Writelog - Wait Type - Help

  • Hello everyone. I got a fun one I could use some help with.

    I have 3 production servers. All 3 have the exact same hardware setup. All 3 are using SQL Server 2005 SP3 64 Bit Standard Editions. Note that when I say same hardware, I am talking same manufactures on disks, mother boards, etc. Exact duplicates (network admin kind of a nazi that way 🙂 ). I setup the server myself, and all servers are configured the same way for the default instance on them.

    Now, the code below will create the wait type WRITE LOG. When I run the code, I find that on DB1 and DB2, that it takes 1.75 - 2 minutes to complete. However on DB3, it takes 16 minutes.
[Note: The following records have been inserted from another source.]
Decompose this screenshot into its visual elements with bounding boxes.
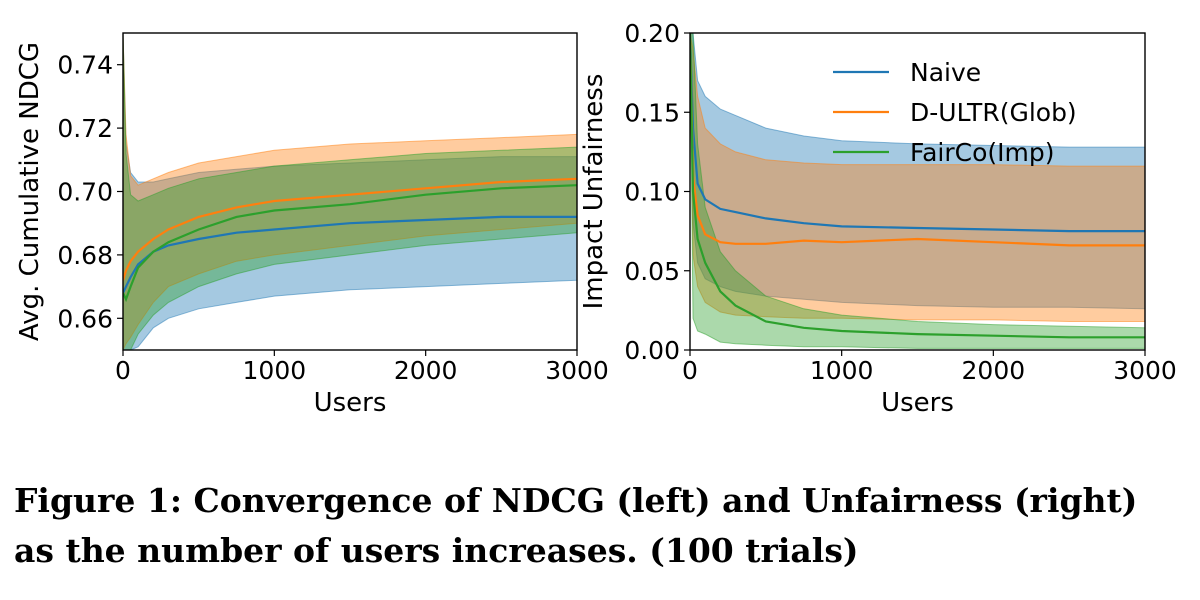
y-tick-label: 0.05 <box>624 257 680 286</box>
y-tick-label: 0.00 <box>624 336 680 365</box>
figure-caption: Figure 1: Convergence of NDCG (left) and… <box>14 476 1194 576</box>
mean-line-fairco <box>123 184 577 303</box>
plot-area <box>690 33 1145 349</box>
x-tick-label: 1000 <box>810 356 874 385</box>
legend-label-fairco: FairCo(Imp) <box>910 138 1054 167</box>
confidence-band-fairco <box>123 33 577 350</box>
x-axis-title: Users <box>881 388 954 418</box>
y-tick-label: 0.70 <box>57 178 113 207</box>
confidence-band-dultr <box>690 33 1145 322</box>
confidence-band-naive <box>123 33 577 350</box>
caption-line-1: Figure 1: Convergence of NDCG (left) and… <box>14 481 1138 520</box>
x-tick-label: 1000 <box>243 356 307 385</box>
confidence-band-fairco <box>690 33 1145 349</box>
x-tick-label: 0 <box>115 356 131 385</box>
mean-line-dultr <box>123 177 577 281</box>
y-tick-label: 0.15 <box>624 98 680 127</box>
y-axis-title: Impact Unfairness <box>579 74 609 310</box>
caption-line-2: as the number of users increases. (100 t… <box>14 531 859 570</box>
x-axis-title: Users <box>314 388 387 418</box>
legend-label-dultr: D-ULTR(Glob) <box>910 98 1077 127</box>
x-tick-label: 2000 <box>962 356 1026 385</box>
legend: Naive D-ULTR(Glob) FairCo(Imp) <box>833 58 1077 167</box>
y-tick-label: 0.68 <box>57 241 113 270</box>
x-tick-label: 0 <box>682 356 698 385</box>
plot-area <box>123 33 577 350</box>
x-tick-label: 3000 <box>545 356 609 385</box>
y-tick-label: 0.72 <box>57 114 113 143</box>
y-axis-title: Avg. Cumulative NDCG <box>15 42 45 341</box>
ndcg-chart: 0 1000 2000 3000 0.66 0.68 0.70 0.72 0.74 Users Av… <box>15 32 609 418</box>
unfairness-chart: 0 1000 2000 3000 0.00 0.05 0.10 0.15 0.20 Users Im… <box>579 19 1177 418</box>
mean-line-naive <box>690 33 1145 233</box>
mean-line-naive <box>123 215 577 294</box>
y-tick-label: 0.10 <box>624 178 680 207</box>
x-tick-label: 2000 <box>394 356 458 385</box>
mean-line-dultr <box>690 33 1145 247</box>
x-tick-label: 3000 <box>1113 356 1177 385</box>
y-tick-label: 0.66 <box>57 304 113 333</box>
mean-line-fairco <box>690 33 1145 339</box>
legend-label-naive: Naive <box>910 58 981 87</box>
y-tick-label: 0.74 <box>57 51 113 80</box>
y-tick-label: 0.20 <box>624 19 680 48</box>
confidence-band-dultr <box>123 33 577 350</box>
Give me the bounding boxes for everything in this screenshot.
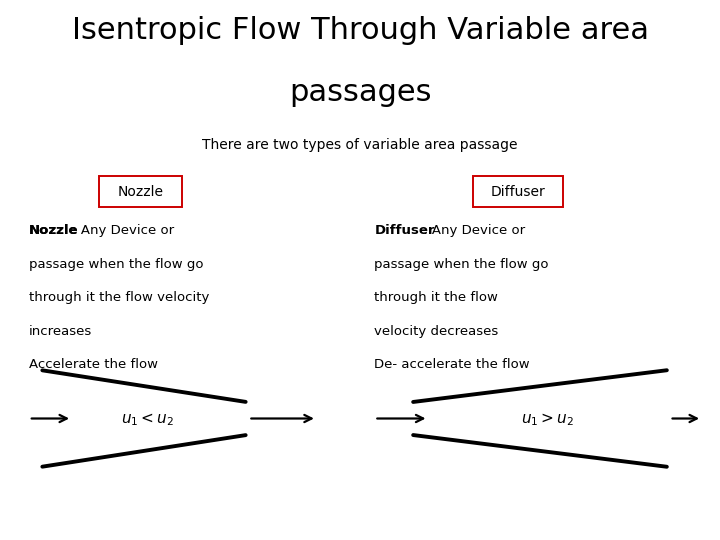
FancyBboxPatch shape <box>474 176 563 207</box>
Text: passage when the flow go: passage when the flow go <box>29 258 203 271</box>
FancyBboxPatch shape <box>99 176 181 207</box>
Text: through it the flow velocity: through it the flow velocity <box>29 291 210 304</box>
Text: Nozzle : Any Device or
passage when the flow go
through it the flow velocity
inc: Nozzle : Any Device or passage when the … <box>29 224 210 315</box>
Text: : Any Device or: : Any Device or <box>68 224 174 237</box>
Text: velocity decreases: velocity decreases <box>374 325 499 338</box>
Text: Nozzle: Nozzle <box>29 224 78 237</box>
Text: Isentropic Flow Through Variable area: Isentropic Flow Through Variable area <box>71 16 649 45</box>
Text: $u_1 < u_2$: $u_1 < u_2$ <box>121 412 174 428</box>
Text: $u_1 > u_2$: $u_1 > u_2$ <box>521 412 574 428</box>
Text: through it the flow: through it the flow <box>374 291 498 304</box>
Text: Diffuser: Diffuser <box>491 185 546 199</box>
Text: De- accelerate the flow: De- accelerate the flow <box>374 358 530 371</box>
Text: : Any Device or: : Any Device or <box>419 224 525 237</box>
Text: Nozzle: Nozzle <box>29 224 78 237</box>
Text: Diffuser: Diffuser <box>374 224 435 237</box>
Text: Accelerate the flow: Accelerate the flow <box>29 358 158 371</box>
Text: passage when the flow go: passage when the flow go <box>374 258 549 271</box>
Text: passages: passages <box>289 78 431 107</box>
Text: Nozzle: Nozzle <box>117 185 163 199</box>
Text: increases: increases <box>29 325 92 338</box>
Text: There are two types of variable area passage: There are two types of variable area pas… <box>202 138 518 152</box>
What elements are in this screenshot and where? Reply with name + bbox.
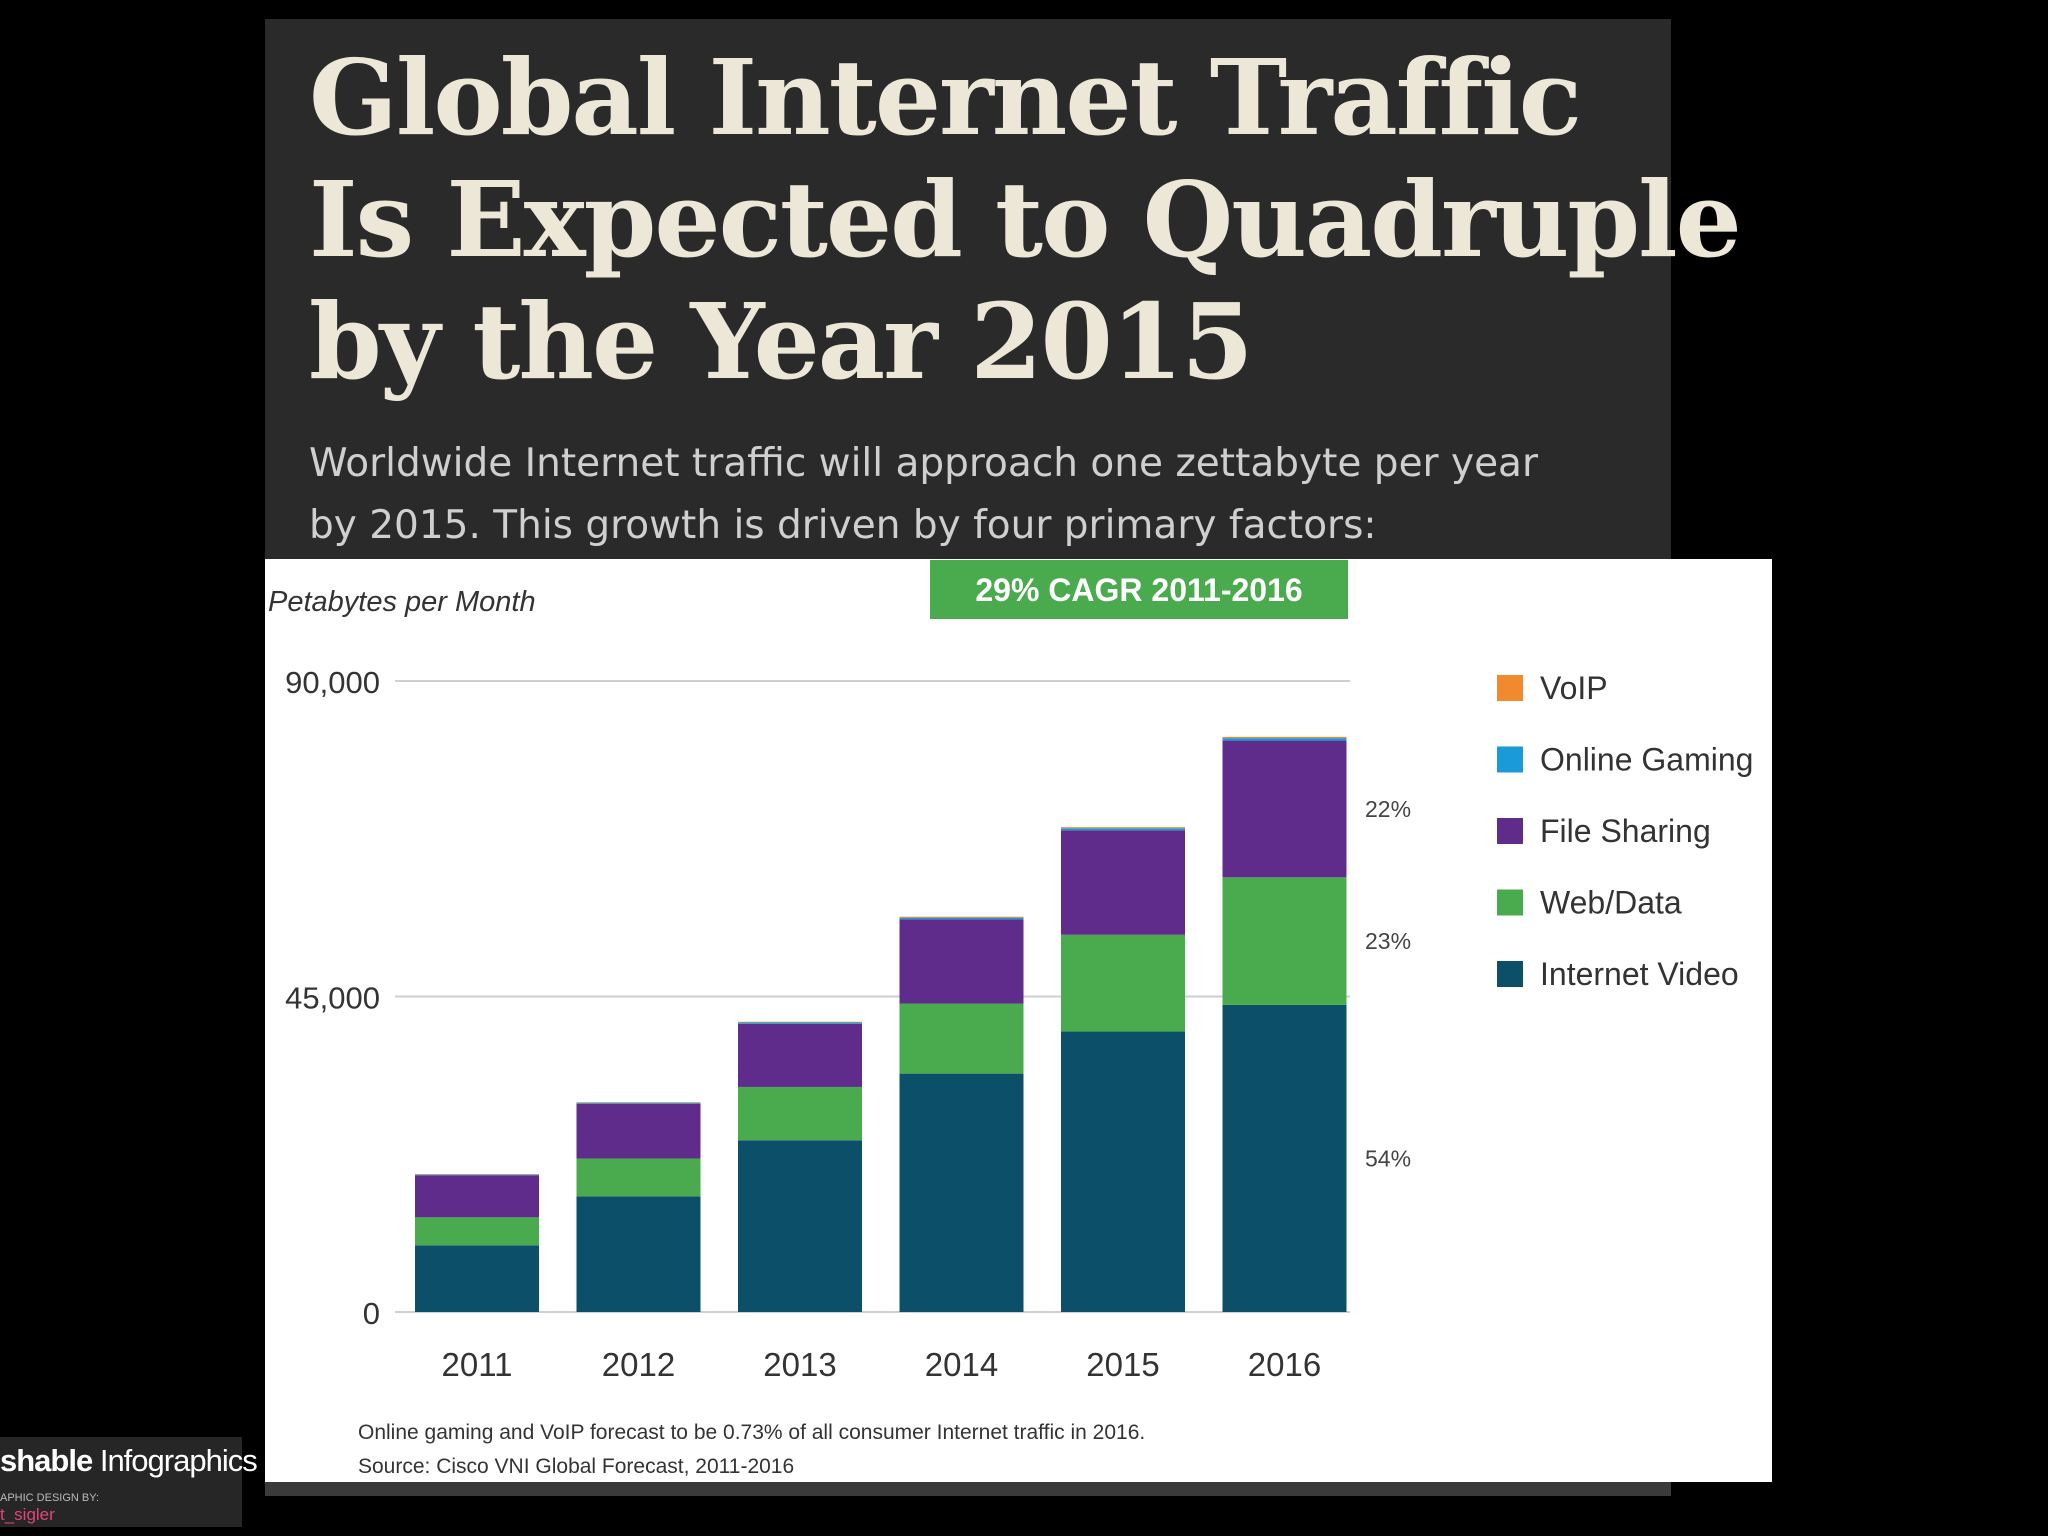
brand-logo: shable Infographics	[0, 1443, 258, 1479]
brand-box: shable Infographics APHIC DESIGN BY: t_s…	[0, 1437, 258, 1527]
header-panel: Global Internet Traffic Is Expected to Q…	[265, 19, 1742, 559]
headline-line-2: Is Expected to Quadruple	[309, 158, 1742, 281]
y-tick-label: 45,000	[285, 981, 380, 1016]
bar-segment-internet-video	[415, 1245, 539, 1312]
bar-segment-online-gaming	[415, 1174, 539, 1176]
bar-segment-web-data	[899, 1003, 1024, 1074]
subtitle-line-1: Worldwide Internet traffic will approach…	[309, 441, 1538, 486]
y-tick-label: 90,000	[285, 665, 380, 700]
bar-segment-file-sharing	[899, 919, 1024, 1004]
share-label: 54%	[1365, 1145, 1411, 1171]
legend-swatch	[1497, 675, 1523, 701]
share-label: 22%	[1365, 796, 1411, 822]
headline-line-3: by the Year 2015	[309, 280, 1254, 403]
brand-author: t_sigler	[0, 1505, 55, 1524]
bar-segment-file-sharing	[415, 1175, 539, 1218]
bar-segment-file-sharing	[1061, 830, 1185, 935]
bar-segment-web-data	[576, 1158, 701, 1197]
bar-segment-web-data	[1222, 877, 1347, 1005]
bar-segment-voip	[576, 1102, 701, 1103]
x-tick-label: 2013	[763, 1346, 836, 1383]
bar-segment-web-data	[738, 1086, 862, 1141]
bar-segment-online-gaming	[576, 1102, 701, 1104]
legend-swatch	[1497, 818, 1523, 844]
bar-segment-file-sharing	[738, 1023, 862, 1087]
headline: Global Internet Traffic Is Expected to Q…	[309, 36, 1742, 403]
bar-segment-voip	[738, 1021, 862, 1023]
legend-label: Online Gaming	[1540, 742, 1753, 778]
bar-segment-web-data	[415, 1217, 539, 1246]
x-tick-label: 2014	[925, 1346, 998, 1383]
bar-segment-voip	[1061, 827, 1185, 829]
bar-segment-voip	[1222, 736, 1347, 739]
chart-footnote: Online gaming and VoIP forecast to be 0.…	[358, 1421, 1145, 1444]
legend-label: Internet Video	[1540, 956, 1739, 992]
legend-label: Web/Data	[1540, 885, 1682, 921]
bar-segment-internet-video	[576, 1196, 701, 1312]
x-tick-label: 2011	[442, 1346, 513, 1383]
headline-line-1: Global Internet Traffic	[309, 36, 1582, 159]
bar-segment-online-gaming	[738, 1022, 862, 1024]
bar-segment-online-gaming	[899, 917, 1024, 920]
card-bottom-band	[265, 1482, 1671, 1496]
bar-segment-file-sharing	[576, 1103, 701, 1159]
x-tick-label: 2016	[1248, 1346, 1321, 1383]
x-tick-label: 2012	[602, 1346, 675, 1383]
cagr-badge-label: 29% CAGR 2011-2016	[975, 572, 1302, 608]
y-tick-label: 0	[363, 1296, 380, 1331]
traffic-chart: Petabytes per Month 29% CAGR 2011-2016 O…	[268, 560, 1753, 1478]
bar-segment-online-gaming	[1061, 828, 1185, 831]
bar-segment-online-gaming	[1222, 738, 1347, 741]
bar-segment-internet-video	[1061, 1031, 1185, 1312]
cagr-badge	[930, 560, 1348, 619]
bar-segment-internet-video	[899, 1073, 1024, 1312]
brand-credit: APHIC DESIGN BY:	[0, 1492, 100, 1504]
chart-card: Petabytes per Month 29% CAGR 2011-2016 O…	[265, 559, 1772, 1482]
brand-name-bold: shable	[0, 1443, 93, 1478]
bar-segment-voip	[899, 916, 1024, 918]
bar-segment-web-data	[1061, 934, 1185, 1032]
bar-segment-internet-video	[1222, 1004, 1347, 1312]
legend-swatch	[1497, 961, 1523, 987]
legend-label: VoIP	[1540, 670, 1608, 706]
legend-swatch	[1497, 746, 1523, 773]
brand-name-light: Infographics	[92, 1443, 258, 1478]
subtitle: Worldwide Internet traffic will approach…	[309, 433, 1639, 557]
bar-segment-file-sharing	[1222, 740, 1347, 878]
chart-source: Source: Cisco VNI Global Forecast, 2011-…	[358, 1455, 794, 1478]
x-tick-label: 2015	[1086, 1346, 1159, 1383]
legend-label: File Sharing	[1540, 813, 1711, 849]
legend-swatch	[1497, 889, 1523, 916]
share-label: 23%	[1365, 928, 1411, 954]
bar-segment-internet-video	[738, 1140, 862, 1312]
y-axis-title: Petabytes per Month	[268, 586, 536, 618]
subtitle-line-2: by 2015. This growth is driven by four p…	[309, 503, 1377, 548]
    Taking it a step further, I actually checked the servers for today to see what the total waittime has been for today only on WRITELOG wait types. HUGE DIFFERENCE!

    DB1 – 18 min 24 sec

    DB2 – 36 min 46 sec

    DB3 – 6 hours 34 minutes 26 seconds

    Now normally, as I have read it, WRITELOG indicates that there is a hardware issue. http://www.confio.com/English/Tips/WRITELOG.php However, I have checked Disk Queues, Disk Reads/Sec, Disk Writes/Sec, and CheckPoint pages/Sec. ALL of them are less than the Microsoft recommended baselines, and are in line with our baselines for the system. I verified the stats while running the code below, and there is nothing wrong.

    So now we reach my questions. What else could cause this wait type to happen? Could this be an issue with memory and not disk? Is there a setting that might affect this?

    Thanks,

    Fraggle

    if not exists (select * from sys.tables WHERE name = 'tproduct')

    begin

    create table tproduct

    (productid int

    , Category int

    , name nvarchar(200)

    , descn nvarchar(200)

    )

    end

    else

    begin

    truncate table tproduct

    end

    declare @starttime datetime

    set @starttime = getdate()

    DECLARE @i INT

    SET @i = 1

    WHILE @i < 100000

    BEGIN

    BEGIN TRANSACTION

    INSERT INTO [tproduct]

    ([productid],

    [category],

    [name],

    [descn])

    VALUES (@i,

    floor(@i / 1000),

    'PROD' + REPLACE(str(@i),' ',''),

    'PROD' + REPLACE(str(@i),' ',''))

    SET @i = @i + 1

    COMMIT

    END

    SELECT 'run 1 took ', getdate() - @starttime

    truncate table tproduct

    set @starttime = getdate()

    SET @i = 1

    BEGIN TRANSACTION

    WHILE @i < 100000

    BEGIN

    INSERT INTO [tproduct]

    ([productid],

    [category],

    [name],

    [descn])

    VALUES (@i,

    floor(@i / 1000),

    'PROD' + REPLACE(str(@i),' ',''),

    'PROD' + REPLACE(str(@i),' ',''))

    SET @i = @i + 1

    END

    COMMIT

    SELECT 'run 2 took ', getdate() - @starttime

  • Doesnt that site you linked state that the writelog will take much longer if commit each transaction within the loop, versus comitting them all as a single transaction at the end of the loop? Which example are you using?

    Also, you might want to look at that database and see what the starting size and current size of the log file is. Perhaps shrinking the log file is necessary.